Saturday, September 05, 2020

2020/109: Madame Two Swords -- Tanith Lee

Up to that we went, to the – what had the sly carter told me those eight years in my past? – the musical boxes made of skulls, the tarot cards, death-masks. [loc. 479]

When the anonymous narrator was fourteen years old, browsing a second-hand bookshop in the French city of Troy, she discovered a small volume of the writings of revolutionary Lucien de Ceppays, two centuries after his execution. There's also a little watercolour of the author, tucked into the pages. The book and the painting become her talisman. 
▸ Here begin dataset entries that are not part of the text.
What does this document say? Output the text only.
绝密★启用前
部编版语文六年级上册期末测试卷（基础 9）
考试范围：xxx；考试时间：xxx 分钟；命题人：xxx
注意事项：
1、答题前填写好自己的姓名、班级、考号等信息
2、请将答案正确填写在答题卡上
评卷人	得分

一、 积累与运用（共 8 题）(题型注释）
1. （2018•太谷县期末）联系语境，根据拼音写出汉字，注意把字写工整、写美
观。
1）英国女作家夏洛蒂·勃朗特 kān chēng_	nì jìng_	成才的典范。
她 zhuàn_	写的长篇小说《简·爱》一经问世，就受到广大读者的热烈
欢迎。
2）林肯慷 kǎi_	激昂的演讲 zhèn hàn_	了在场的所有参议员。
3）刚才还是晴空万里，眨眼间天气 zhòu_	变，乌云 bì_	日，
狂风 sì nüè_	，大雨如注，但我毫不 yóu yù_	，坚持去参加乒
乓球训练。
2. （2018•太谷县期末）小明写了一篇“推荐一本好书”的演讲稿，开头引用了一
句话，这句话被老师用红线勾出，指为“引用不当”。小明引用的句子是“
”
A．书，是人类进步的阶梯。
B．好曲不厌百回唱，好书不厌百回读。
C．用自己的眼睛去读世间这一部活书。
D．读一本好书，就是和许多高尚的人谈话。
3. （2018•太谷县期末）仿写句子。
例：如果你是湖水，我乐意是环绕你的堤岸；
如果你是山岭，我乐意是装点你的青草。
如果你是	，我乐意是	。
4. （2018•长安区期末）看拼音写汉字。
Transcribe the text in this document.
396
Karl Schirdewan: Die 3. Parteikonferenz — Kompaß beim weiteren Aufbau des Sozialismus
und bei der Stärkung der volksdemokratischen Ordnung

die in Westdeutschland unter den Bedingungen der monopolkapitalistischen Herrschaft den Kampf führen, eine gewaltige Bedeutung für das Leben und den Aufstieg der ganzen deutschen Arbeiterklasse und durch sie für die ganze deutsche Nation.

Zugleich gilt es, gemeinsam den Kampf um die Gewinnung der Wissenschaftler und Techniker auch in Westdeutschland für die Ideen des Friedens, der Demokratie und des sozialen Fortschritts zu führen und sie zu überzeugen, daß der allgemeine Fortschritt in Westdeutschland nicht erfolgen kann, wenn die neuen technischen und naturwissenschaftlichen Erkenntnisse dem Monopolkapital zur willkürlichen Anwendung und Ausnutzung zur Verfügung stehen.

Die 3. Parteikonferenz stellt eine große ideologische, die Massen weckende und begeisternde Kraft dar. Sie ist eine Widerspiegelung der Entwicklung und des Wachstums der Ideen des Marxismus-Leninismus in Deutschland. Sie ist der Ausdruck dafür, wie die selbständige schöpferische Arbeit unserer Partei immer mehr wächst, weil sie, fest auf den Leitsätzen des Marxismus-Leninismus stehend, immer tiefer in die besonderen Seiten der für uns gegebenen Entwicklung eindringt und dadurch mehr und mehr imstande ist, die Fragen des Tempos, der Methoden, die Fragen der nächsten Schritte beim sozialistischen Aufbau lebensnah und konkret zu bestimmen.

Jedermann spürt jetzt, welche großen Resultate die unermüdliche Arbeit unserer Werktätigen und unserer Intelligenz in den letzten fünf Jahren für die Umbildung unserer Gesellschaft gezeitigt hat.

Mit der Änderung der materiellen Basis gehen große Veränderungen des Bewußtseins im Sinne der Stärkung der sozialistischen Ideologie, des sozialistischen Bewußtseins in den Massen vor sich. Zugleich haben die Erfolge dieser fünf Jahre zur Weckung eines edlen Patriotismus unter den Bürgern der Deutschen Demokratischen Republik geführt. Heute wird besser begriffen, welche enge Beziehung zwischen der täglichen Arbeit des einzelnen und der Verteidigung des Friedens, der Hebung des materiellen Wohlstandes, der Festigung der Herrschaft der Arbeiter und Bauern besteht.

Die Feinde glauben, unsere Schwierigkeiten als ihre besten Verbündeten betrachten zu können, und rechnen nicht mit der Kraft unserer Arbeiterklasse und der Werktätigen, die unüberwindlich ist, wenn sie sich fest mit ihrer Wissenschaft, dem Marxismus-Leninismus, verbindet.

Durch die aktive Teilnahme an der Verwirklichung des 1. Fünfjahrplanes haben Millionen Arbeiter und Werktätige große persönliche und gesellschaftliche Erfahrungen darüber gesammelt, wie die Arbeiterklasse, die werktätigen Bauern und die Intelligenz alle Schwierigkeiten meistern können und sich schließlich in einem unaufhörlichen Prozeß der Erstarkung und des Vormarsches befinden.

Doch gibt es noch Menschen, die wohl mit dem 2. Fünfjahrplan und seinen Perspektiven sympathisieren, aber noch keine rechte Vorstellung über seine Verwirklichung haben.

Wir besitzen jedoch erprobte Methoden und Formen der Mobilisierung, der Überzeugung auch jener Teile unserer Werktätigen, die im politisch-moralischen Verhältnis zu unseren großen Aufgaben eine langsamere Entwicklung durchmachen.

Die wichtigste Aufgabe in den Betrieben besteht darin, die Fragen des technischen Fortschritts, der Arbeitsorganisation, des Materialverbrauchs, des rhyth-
 Eight years later, in abject poverty after the death of her mother, she finds herself in desperate straits and is rescued by the ancient Madame Two Swords, curator of a Museum of the Revolution. Somehow she knows about our narrator's secret treasure; and Madame, too, is obsessed with the life and death of Lucien de Ceppays. 

 Beautifully written, as one expects from Lee, and very atmospheric: there isn't much to the story, save the plain-but-principled narrator's despair and newfound hope, but the Parisian ambience of Troy and the brooding violence of la Canaille, the mob, is vividly evoked. And this may be a France where the Revolution failed and the English came in: the common 'language' is Frenish, a pidgin French-English; few characters speak pure French; there are mentions of British redcoats, and an Anglicised feeling to the city. Intriguing hints, which I expect are picked up elsewhere in Lee's vast legacy of fiction. 

 Read partly for the 'under 100 pages' rubric of the Reading Women Challenge 2020.